Crispy Soya Cutlets Recipe : Looking for a nutritious and tasty snack? These Soya Cutlets are packed with protein, fiber, and essential nutrients, making them a perfect guilt-free treat. Whether you’re a vegetarian or just want a healthier alternative to fried snacks, this recipe is a must-try!
Ingredients
1 cup soya chunks (soaked & minced)
-
2 medium boiled potatoes (mashed)
-
1 finely chopped onion
-
1 finely chopped green chili (adjust to taste)
-
1 tbsp ginger-garlic paste
-
2 tbsp finely chopped coriander leaves
-
2-4 tbsp breadcrumbs (for binding & coating)
-
1 tbsp rice flour or cornflour (optional, for crispiness)
-
1 tsp red chili powder
-
¼ tsp turmeric powder
-
½ tsp garam masala
-
1 tsp coriander powder
-
Salt to taste
-
Oil for shallow or deep frying
Step-by-Step Instructions
Step 1: Prepare the Soya Chunks
-
Soak soya chunks in hot water for 10-15 minutes until soft.
-
Squeeze out excess water and grind coarsely in a mixer.
Step 2: Mix the Ingredients
-
In a bowl, combine minced soya, mashed potatoes, onion, green chili, ginger-garlic paste, and coriander leaves.
-
Add red chili powder, turmeric, garam masala, coriander powder, and salt.
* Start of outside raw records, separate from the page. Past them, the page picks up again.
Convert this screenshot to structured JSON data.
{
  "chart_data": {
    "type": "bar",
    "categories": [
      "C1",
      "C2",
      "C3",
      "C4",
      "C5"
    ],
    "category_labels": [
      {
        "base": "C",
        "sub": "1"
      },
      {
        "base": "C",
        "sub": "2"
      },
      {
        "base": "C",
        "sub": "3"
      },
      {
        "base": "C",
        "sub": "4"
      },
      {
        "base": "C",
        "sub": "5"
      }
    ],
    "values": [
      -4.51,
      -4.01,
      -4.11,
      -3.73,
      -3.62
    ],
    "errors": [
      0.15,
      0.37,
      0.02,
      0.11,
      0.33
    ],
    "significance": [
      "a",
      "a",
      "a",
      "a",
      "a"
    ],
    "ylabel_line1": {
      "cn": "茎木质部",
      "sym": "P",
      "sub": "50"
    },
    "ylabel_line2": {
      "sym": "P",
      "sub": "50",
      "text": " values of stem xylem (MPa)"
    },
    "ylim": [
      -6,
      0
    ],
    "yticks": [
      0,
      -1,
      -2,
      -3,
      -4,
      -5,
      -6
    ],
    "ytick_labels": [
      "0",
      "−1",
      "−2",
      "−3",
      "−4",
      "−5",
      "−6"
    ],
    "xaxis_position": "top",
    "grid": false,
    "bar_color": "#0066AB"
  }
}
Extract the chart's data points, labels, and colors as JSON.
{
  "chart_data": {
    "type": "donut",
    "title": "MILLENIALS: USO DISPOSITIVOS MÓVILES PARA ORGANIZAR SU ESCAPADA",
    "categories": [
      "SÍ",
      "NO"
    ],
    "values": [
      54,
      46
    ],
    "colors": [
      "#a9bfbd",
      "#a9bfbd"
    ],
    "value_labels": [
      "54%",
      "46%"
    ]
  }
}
Mix well.
Step 3: Adjust Consistency
-
If the mixture is too wet, add breadcrumbs or rice flour to thicken it.
-
Shape into small, flat cutlets and coat with breadcrumbs for extra crispiness.
Step 4: Fry to Golden Perfection
-
Heat oil in a pan on medium flame.
-
Shallow or deep fry the cutlets until golden brown and crispy (3-4 minutes per side).
-
Drain on a paper towel to remove excess oil.
Step 5: Serve Hot!
-
Enjoy with green chutney, tomato ketchup, or mint yogurt dip.
-
Perfect as a tea-time snack, appetizer, or lunchbox addition.
Why You’ll Love This Recipe
High in Protein – Great for muscle building and weight management.
Crispy Outside, Soft Inside – The perfect texture combo.
Kid-Friendly – A sneaky way to add nutrition to meals.
Meal-Prep Friendly – Stays fresh for 2-3 days in the fridge.
Pro Tips for Best Results
Double-coat with breadcrumbs for extra crunch.
Air-fry option – Spray oil and cook at 180°C for 12-15 minutes.
Add grated veggies (carrots, beans) for more nutrition.